Isibili uthe kuNkulunkulu: Ngithwele isijeziso, kangiyikona.
32 Behalve wat ik zie, leer Gij mij; heb ik onrecht gewrocht, ik zal het niet meer doen.
Lokhu engingakuboniyo ngifundise wena; uba ngenze okubi kangisayikukwenza futhi.
33 Zal het van u zijn, hoe Hij iets vergelden zal, dewijl gij Hem versmaadt? Zoudt gij dan verkiezen, en niet ik? Wat weet gij dan? Spreek.
Uzaphindisela yini njengokuthanda kwakho, loba uyala, loba wena ukhetha, njalo kungesimi? Wazini-ke? Khuluma.
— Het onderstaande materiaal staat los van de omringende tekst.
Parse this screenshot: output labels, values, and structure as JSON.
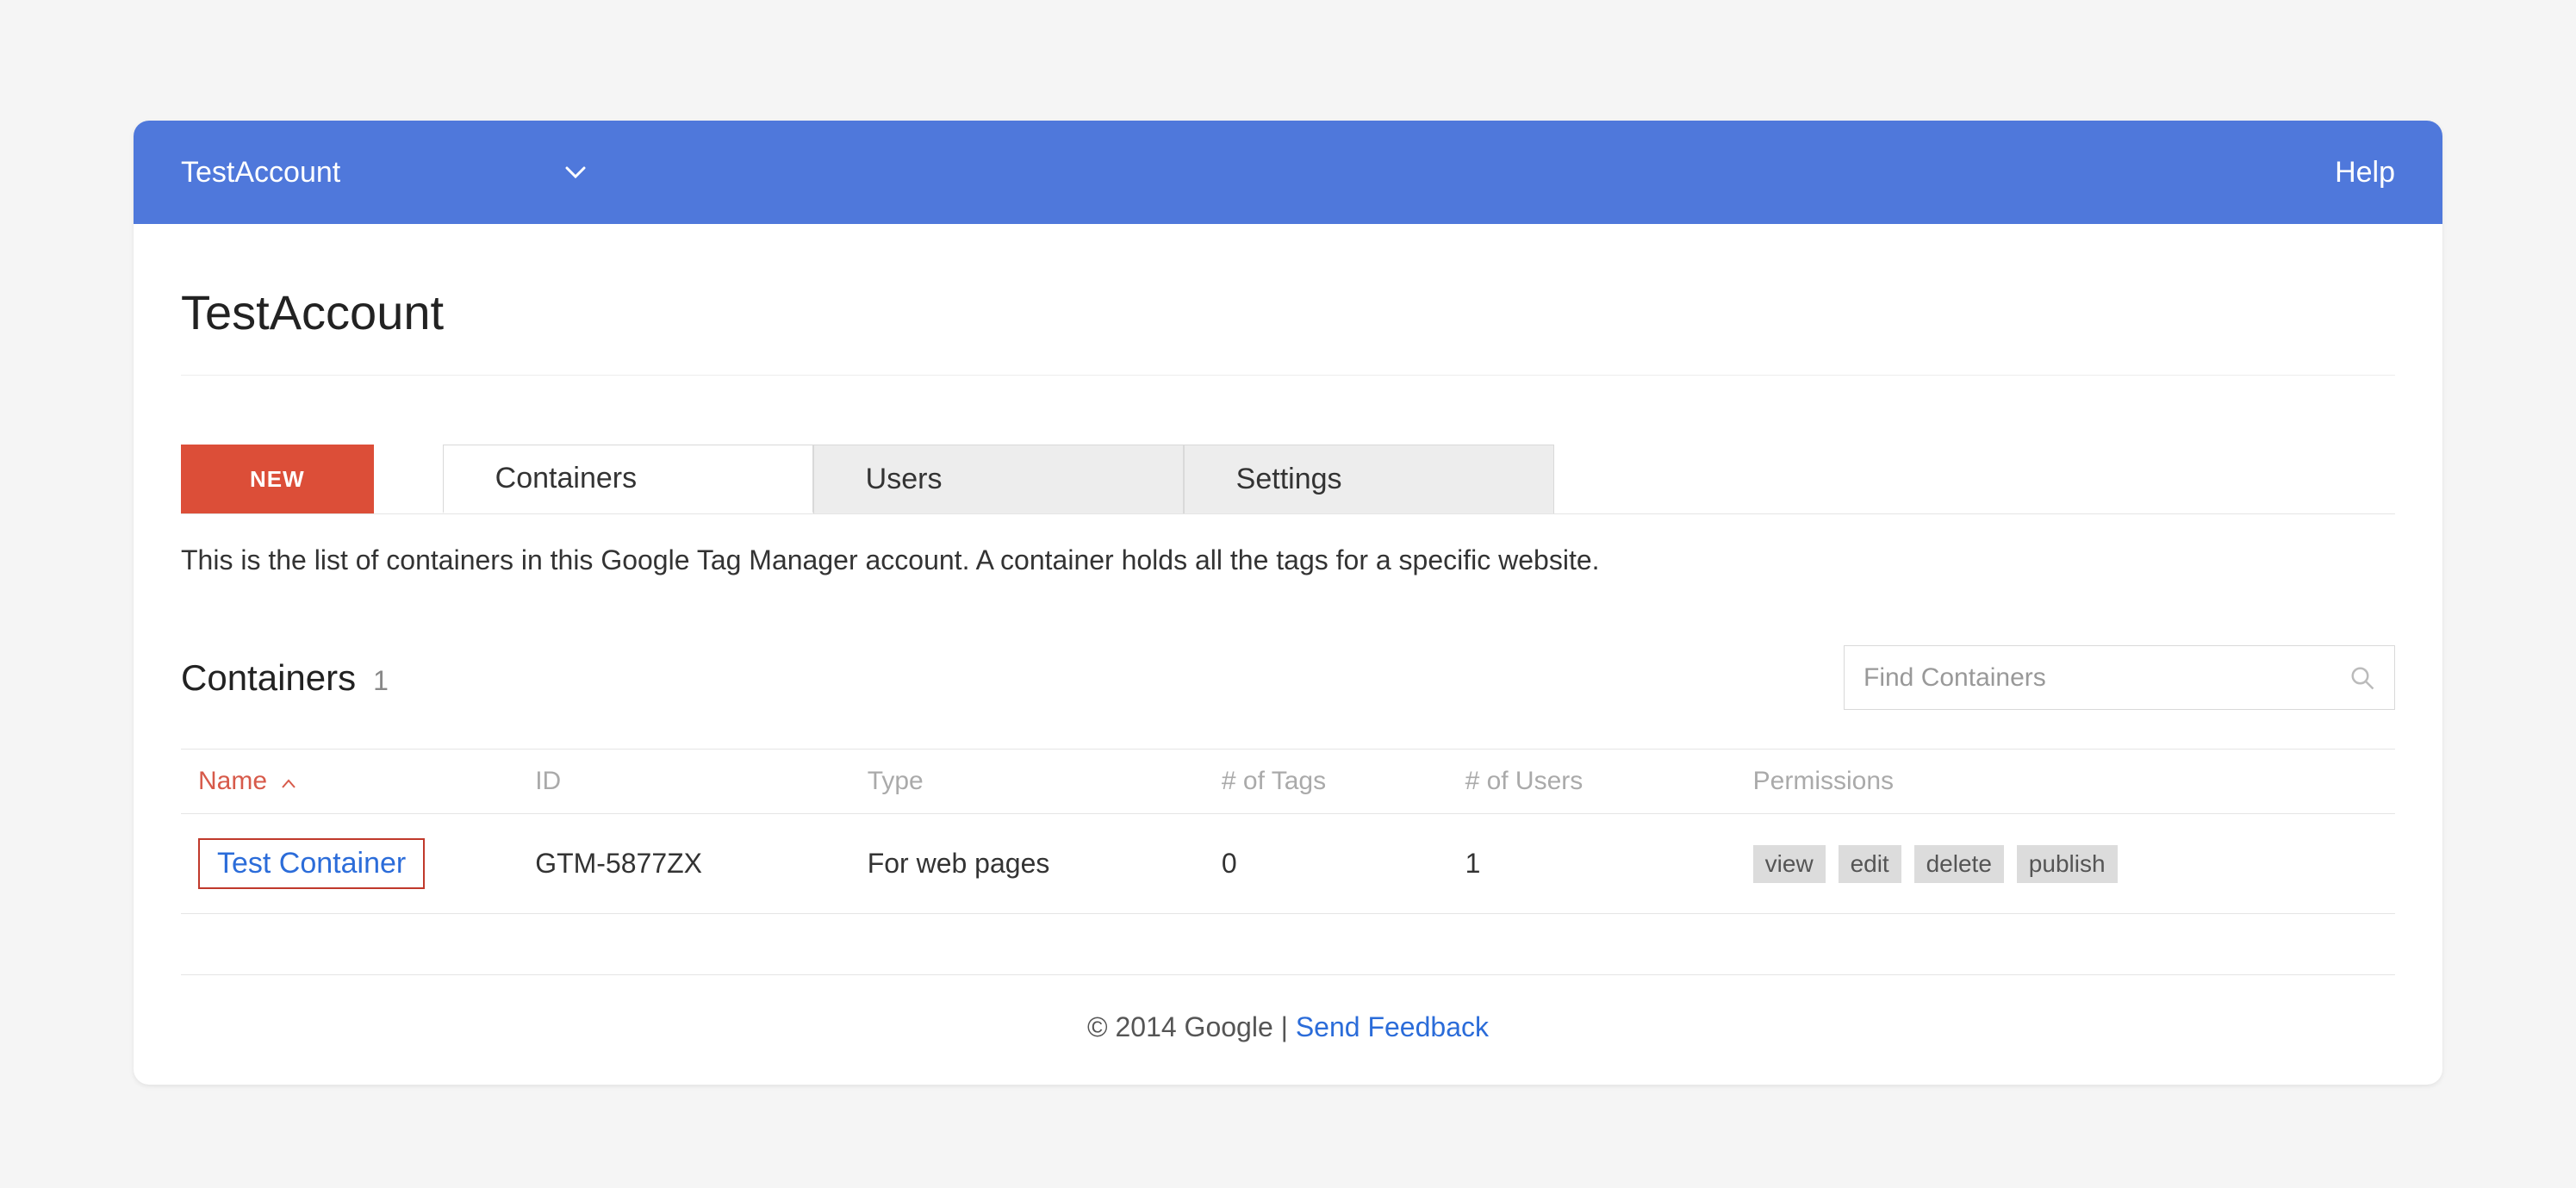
{
  "topbar": {
    "account_name": "TestAccount",
    "help": "Help"
  },
  "page": {
    "title": "TestAccount",
    "new_button": "NEW",
    "tabs": {
      "containers": "Containers",
      "users": "Users",
      "settings": "Settings"
    },
    "description": "This is the list of containers in this Google Tag Manager account. A container holds all the tags for a specific website."
  },
  "list": {
    "title": "Containers",
    "count": "1",
    "search_placeholder": "Find Containers"
  },
  "table": {
    "headers": {
      "name": "Name",
      "id": "ID",
      "type": "Type",
      "tags": "# of Tags",
      "users": "# of Users",
      "permissions": "Permissions"
    },
    "row": {
      "name": "Test Container",
      "id": "GTM-5877ZX",
      "type": "For web pages",
      "tags": "0",
      "users": "1",
      "permissions": {
        "view": "view",
        "edit": "edit",
        "delete": "delete",
        "publish": "publish"
      }
    }
  },
  "footer": {
    "copyright": "© 2014 Google",
    "divider": " | ",
    "feedback": "Send Feedback"
  }
}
34 De lieden van verstand zullen met mij zeggen, en een wijs man zal naar mij horen;
Abantu abalokuqedisisa bazakhuluma kimi, lomuntu ohlakaniphileyo uzangizwa.
35 Dat Job niet met wetenschap gesproken heeft, en zijn woorden niet met kloek verstand geweest zijn.
UJobe ukhulume engelalwazi, lamazwi akhe kawalanhlakanipho.
36 Mijn Vader, laat Job beproefd worden tot het einde toe, om zijner antwoorden wil onder de ongerechtige lieden.
Kungathi ngabe uJobe uyahlolwa kuze kube sekupheleni, ngenxa yempendulo zakhe njengabantu ababi.
37 Want tot zijn zonde zou hij nog overtreding bijvoegen; hij zou onder ons in de handen klappen, en hij zou zijn redenen vermenigvuldigen tegen God.
Ngoba esonweni sakhe wengezelela ububi, etshaya izandla phakathi kwethu, esandisa amazwi akhe emelene loNkulunkulu.